"Ah, I'm not so sure. I don't believe a man's any better for having made money so easily and rapidly as Dryfoos has done, and I doubt if he's any wiser. I don't know just the point he's reached in his evolution from grub to beetle, but I do know that so far as it's gone the process must have involved a bewildering change of ideals and criterions. I guess he's come to despise a great many things that he once respected, and that intellectual ability is among them—what we call intellectual ability. He must have undergone a moral deterioration, an atrophy of the generous instincts, and I don't see why it shouldn't have reached his mental make-up. He has sharpened, but he has narrowed; his sagacity has turned into suspicion, his caution to meanness, his courage to ferocity. That's the way I philosophize a man of Dryfoos's experience, and I am not very proud when I realize that such a man and his experience are the ideal and ambition of most Americans. I rather think they came pretty near being mine, once."

"No, dear, they never did," his wife protested.

"Well, they're not likely to be in the future. The Dryfoos feature of 'Every Other Week' is thoroughly distasteful to me."

"Why, but he hasn't really got anything to do with it, has he, beyond furnishing the money?"
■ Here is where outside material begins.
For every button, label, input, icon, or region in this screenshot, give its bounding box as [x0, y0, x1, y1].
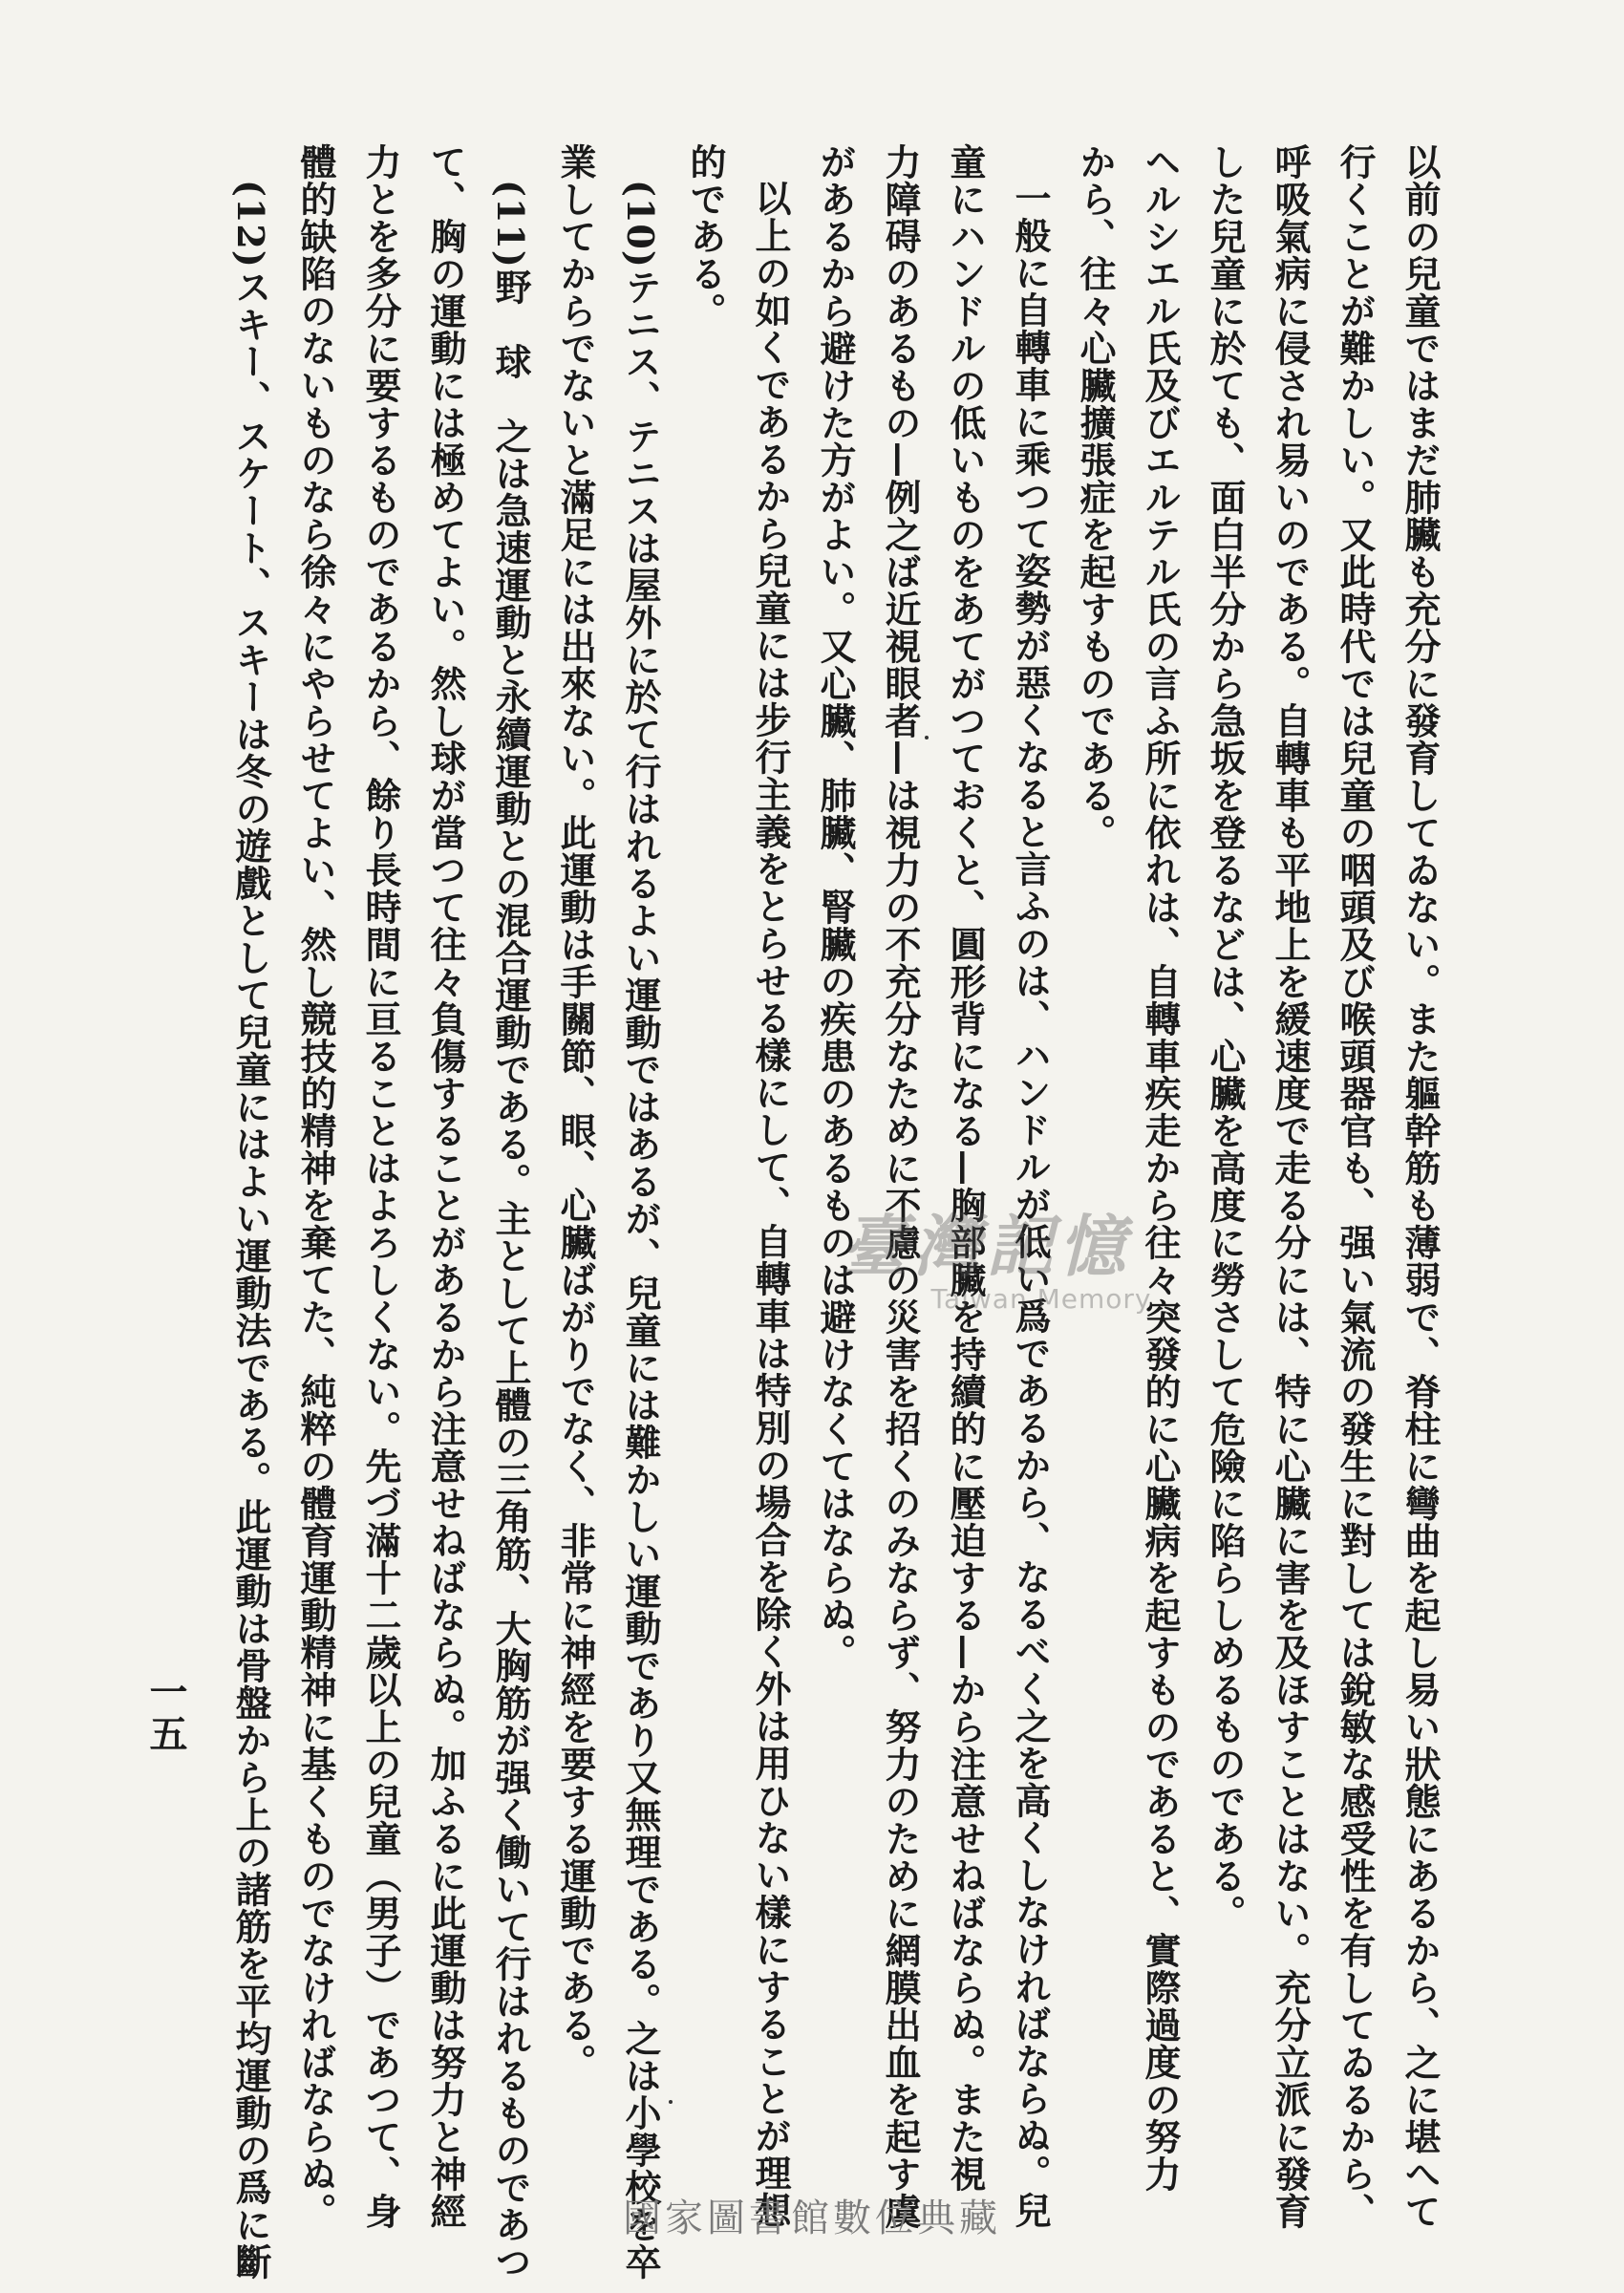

"That's the impression that Fulkerson has allowed us to get. But the man that holds the purse holds the reins. He may let us guide the horse, but when he likes he can drive. If we don't like his driving, then we can get down."

Mrs. March was less interested in this figure of speech than in the personal aspects involved. "Then you think Mr. Fulkerson has deceived you?"

"Oh no!" said her husband, laughing. "But I think he has deceived himself, perhaps."

"How?" she pursued.

"He may have thought he was using Dryfoos, when Dryfoos was using him, and he may have supposed he was not afraid of him when he was very much so. His courage hadn't been put to the test, and courage is a matter of proof, like proficiency on the fiddle, you know: you can't tell whether you've got it till you try."

"Nonsense! Do you mean that he would ever sacrifice you to Mr. Dryfoos?"